Jeffrey L. Dunoff is the Laura H. Carnell Professor of Law at Temple University Beasley School of Law. His research and writing focuses on public international law; international regulatory regimes, including international trade law; international organizations; and interdisciplinary approaches to international law.
Dunoff has served as a Visiting Professor at Harvard Law School; as a Law and Public Affairs Fellow and Visiting Professor at the Woodrow Wilson School at Princeton University; as a Visiting Fellow at the Lauterpacht Research Centre at Cambridge University; and as a Visiting Professor at Central European University. Among other activities, he serves as a an Editor of Global Constitutionalism; a Member of the E 15 Initiative Expert’s Group on the Functioning of the Multilateral Trading System, based in Geneva; an elected member of the American Law Institute; and a Fellow of the American Bar Foundation.

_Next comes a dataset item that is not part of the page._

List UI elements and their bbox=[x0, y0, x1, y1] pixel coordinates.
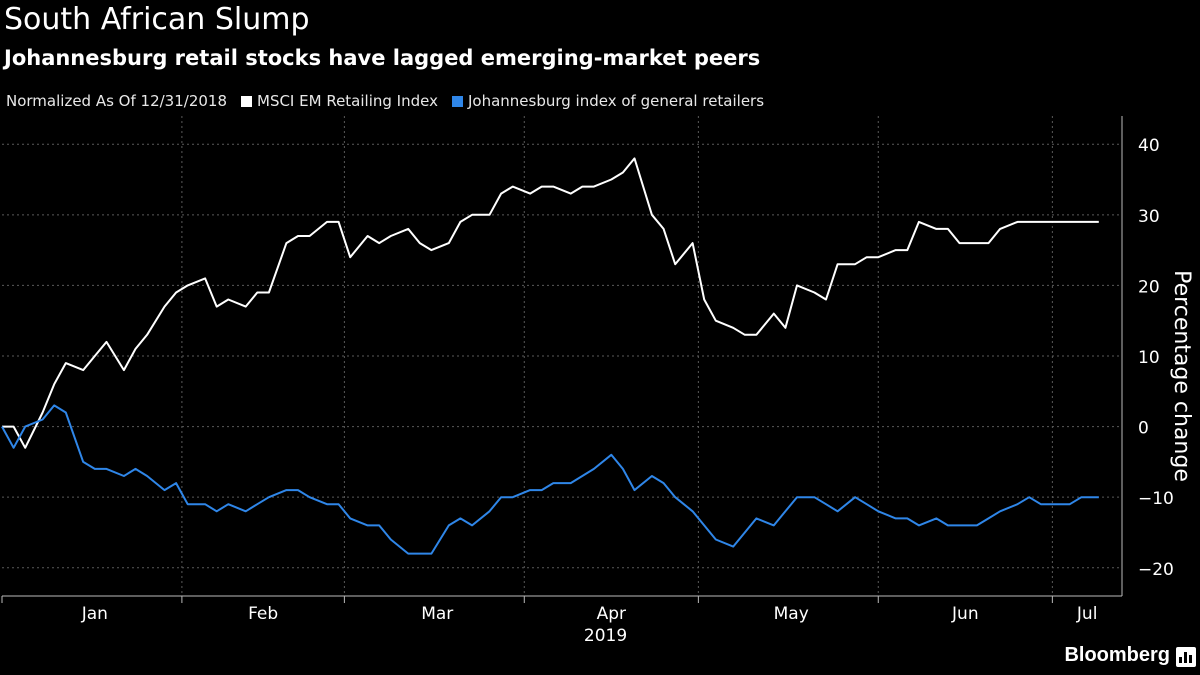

Professor Dunoff’s publications include Interdisciplinary Perspectives on International Law and International Relations : The State of the Art (coeditor, with Mark A. Pollack, Cambridge University Press 2013); Ruling the World? Constitutionalism, International Law and Global Governance (coeditor, with Joel P. Trachtman, Cambridge University Press 2009); and International Law: Norms, Actors, Process (with Steven Ratner and David Wippman, Aspen 2010), a leading textbook. His writings have appeared in the American Journal of International Law, European Journal of International Law, Journal of International Economic Law and other leading publications. In 2000, he received the Friel-Scanlon award for his scholarship.
Before joining Temple faculty, Professor Dunoff clerked for a federal court judge and practiced law in Washington, D.C., where he specialized in the representation of developing state governments in international and domestic litigations and arbitrations. Professor Dunoff received his B.A., magna cum laude, from Haverford College; his J.D., cum laude, from NYU School of Law; and his LL.M., with distinction, from Georgetown University Law Center, where he served as a Ford Foundation Fellow in Public International Law and received the Thomas Chetwood Prize for distinguished academic performance.